Refusing to Sign: The Shades of Gray of Employment Arbitration Agreements
Arbitration agreements are useful tools for employers, but what can employers do if an employee refuses to sign the agreement? While some states permit employers to terminate employees for refusing to sign an arbitration agreement, New Jersey law is uncertain.
In a recent case, Cator v. WRDC Corp., the court considered whether an employee can be terminated for refusing to sign an arbitration agreement. The employer adopted a policy requiring both new and current employees to sign an arbitration agreement that mandated that all claims brought against the employer be brought in front of an arbitrator. The plaintiff refused to sign the agreement and was suspended from work as a result. The plaintiff filed a complaint against her employer, alleging violations of the New Jersey Law Against Discrimination (LAD). She specifically argued that the LAD gives her the right to file a discrimination claim in court and the agreement constituted a waiver of that statutory-protected right. She further argued that her employer prohibiting her from returning to work after her refusal to sign the agreement constituted unlawful retaliation under the LAD. The court agreed with the plaintiff, holding that the employer violated her right to a jury trial and retaliated against her when she refused to waive this right.

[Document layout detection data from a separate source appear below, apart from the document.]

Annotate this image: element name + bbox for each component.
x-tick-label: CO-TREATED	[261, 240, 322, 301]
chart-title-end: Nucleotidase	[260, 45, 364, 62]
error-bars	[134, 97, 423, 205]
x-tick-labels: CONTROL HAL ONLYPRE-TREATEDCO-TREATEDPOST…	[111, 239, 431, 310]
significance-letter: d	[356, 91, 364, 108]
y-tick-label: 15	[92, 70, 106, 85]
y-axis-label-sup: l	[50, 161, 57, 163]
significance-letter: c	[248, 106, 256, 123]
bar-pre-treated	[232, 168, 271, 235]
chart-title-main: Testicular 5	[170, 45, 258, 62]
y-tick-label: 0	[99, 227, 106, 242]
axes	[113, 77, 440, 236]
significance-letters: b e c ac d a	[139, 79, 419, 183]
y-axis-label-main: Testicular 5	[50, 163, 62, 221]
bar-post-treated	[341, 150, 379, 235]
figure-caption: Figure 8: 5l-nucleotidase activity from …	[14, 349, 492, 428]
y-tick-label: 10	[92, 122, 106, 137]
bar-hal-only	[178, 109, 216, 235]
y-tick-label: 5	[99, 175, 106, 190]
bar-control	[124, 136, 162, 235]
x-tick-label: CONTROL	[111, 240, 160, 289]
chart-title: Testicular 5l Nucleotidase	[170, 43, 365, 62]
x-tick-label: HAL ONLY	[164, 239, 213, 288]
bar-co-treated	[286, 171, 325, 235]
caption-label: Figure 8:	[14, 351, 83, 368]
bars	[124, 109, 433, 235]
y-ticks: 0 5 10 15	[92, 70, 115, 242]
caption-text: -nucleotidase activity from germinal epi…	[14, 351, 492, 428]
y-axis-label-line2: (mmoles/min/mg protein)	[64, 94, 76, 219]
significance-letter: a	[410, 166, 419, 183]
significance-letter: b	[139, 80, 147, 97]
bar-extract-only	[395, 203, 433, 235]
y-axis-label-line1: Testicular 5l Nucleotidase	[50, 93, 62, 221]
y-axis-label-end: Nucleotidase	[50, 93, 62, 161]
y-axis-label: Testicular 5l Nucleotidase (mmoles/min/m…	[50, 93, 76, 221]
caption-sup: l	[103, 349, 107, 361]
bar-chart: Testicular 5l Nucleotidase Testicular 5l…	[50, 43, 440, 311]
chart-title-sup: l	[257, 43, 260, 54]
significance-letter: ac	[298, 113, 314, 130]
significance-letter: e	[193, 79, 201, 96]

Cator is an unpublished law division case, which means its precedential value is very limited. As a result, another court hearing the same issue is not required to follow the Cator court’s reasoning. Nevertheless, Cator serves as a cautionary tale for employers, demonstrating that employers should exercise care when asking current employees to sign arbitration agreements.
Takeaway: Employers should proceed with caution when requesting current employees to sign arbitration agreements.